Penjelasan Kementerian Perdagangan
Direktur Jenderal Perdagangan Dalam Negeri Kementerian Perdagangan (Kemendag), Iqbal Shoffan Shofwan, mengungkapkan bahwa praktik curang pengurangan volume MinyaKita oleh distributor dan repacker menjadi salah satu penyebab lonjakan harga. Keterbatasan akses terhadap minyak goreng dari skema DMO memaksa repacker untuk mencari alternatif lain, termasuk mengurangi volume atau menggunakan minyak komersial yang lebih mahal.
Iqbal menjelaskan bahwa distribusi minyak goreng rakyat bergantung pada kesepakatan bisnis (B2B) antara produsen dan repacker. Tidak semua repacker mendapatkan pasokan minyak DMO, sehingga mereka terpaksa menggunakan minyak komersial yang harganya lebih tinggi. Akibatnya, harga MinyaKita di pasaran bisa mencapai Rp 17.000 hingga Rp 18.000 per liter, jauh di atas HET yang ditetapkan.
Evaluasi HET MinyaKita
Mengenai kemungkinan kenaikan HET MinyaKita, Iqbal menyatakan bahwa keputusan tersebut masih dalam tahap evaluasi. Penentuan HET melibatkan berbagai pihak terkait, termasuk produsen, distributor, dan repacker. Meskipun harga bahan baku minyak goreng mengalami kenaikan, produsen MinyaKita sejauh ini masih bersedia menanggung selisih biaya yang timbul akibat kebijakan DMO.
Kesimpulan
Lonjakan harga MinyaKita merupakan masalah kompleks yang membutuhkan solusi komprehensif. Intervensi pemerintah melalui subsidi, penguatan DMO dan DPO, serta insentif fiskal dapat membantu menstabilkan harga dalam jangka pendek.

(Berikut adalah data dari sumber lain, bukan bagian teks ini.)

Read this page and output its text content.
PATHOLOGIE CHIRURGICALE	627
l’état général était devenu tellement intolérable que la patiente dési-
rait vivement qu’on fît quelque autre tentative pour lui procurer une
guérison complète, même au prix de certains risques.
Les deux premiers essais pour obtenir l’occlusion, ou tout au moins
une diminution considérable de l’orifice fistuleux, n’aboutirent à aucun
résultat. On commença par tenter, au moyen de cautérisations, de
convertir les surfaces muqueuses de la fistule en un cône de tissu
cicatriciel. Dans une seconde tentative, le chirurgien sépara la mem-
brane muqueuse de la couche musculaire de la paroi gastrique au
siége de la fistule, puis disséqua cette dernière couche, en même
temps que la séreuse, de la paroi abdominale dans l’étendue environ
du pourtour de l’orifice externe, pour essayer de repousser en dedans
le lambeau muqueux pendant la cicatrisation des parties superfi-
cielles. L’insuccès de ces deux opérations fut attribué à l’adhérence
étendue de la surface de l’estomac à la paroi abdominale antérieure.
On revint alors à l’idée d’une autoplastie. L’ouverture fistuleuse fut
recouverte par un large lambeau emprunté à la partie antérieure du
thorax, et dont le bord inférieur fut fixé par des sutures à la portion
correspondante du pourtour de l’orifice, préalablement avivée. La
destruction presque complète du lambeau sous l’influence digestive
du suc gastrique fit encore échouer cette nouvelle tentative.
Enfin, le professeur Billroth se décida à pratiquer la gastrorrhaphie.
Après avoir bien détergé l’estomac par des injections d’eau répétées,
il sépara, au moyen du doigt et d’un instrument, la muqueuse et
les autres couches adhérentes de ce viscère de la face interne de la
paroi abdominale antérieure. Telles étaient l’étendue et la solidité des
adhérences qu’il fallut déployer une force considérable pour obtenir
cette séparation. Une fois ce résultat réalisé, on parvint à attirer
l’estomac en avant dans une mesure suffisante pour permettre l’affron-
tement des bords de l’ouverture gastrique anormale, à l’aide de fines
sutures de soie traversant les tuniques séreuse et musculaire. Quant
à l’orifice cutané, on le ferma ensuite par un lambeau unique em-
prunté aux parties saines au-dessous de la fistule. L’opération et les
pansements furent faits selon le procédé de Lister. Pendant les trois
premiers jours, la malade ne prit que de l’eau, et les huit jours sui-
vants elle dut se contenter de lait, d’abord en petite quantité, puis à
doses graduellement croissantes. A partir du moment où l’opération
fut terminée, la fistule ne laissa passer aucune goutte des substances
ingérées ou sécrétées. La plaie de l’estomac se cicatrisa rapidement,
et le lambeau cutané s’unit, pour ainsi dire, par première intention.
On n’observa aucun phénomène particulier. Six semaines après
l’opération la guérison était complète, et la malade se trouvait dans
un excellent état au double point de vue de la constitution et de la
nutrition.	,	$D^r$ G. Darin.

Namun, reformasi tata kelola industri sawit yang meliputi pembatasan dominasi korporasi, peningkatan transparansi rantai pasok, dan pemberdayaan petani kecil adalah kunci untuk memastikan ketersediaan dan keterjangkauan minyak goreng bagi seluruh masyarakat Indonesia dalam jangka panjang. Pemerintah perlu bertindak cepat dan tepat untuk mengatasi masalah ini demi menjaga stabilitas ekonomi dan kesejahteraan rakyat.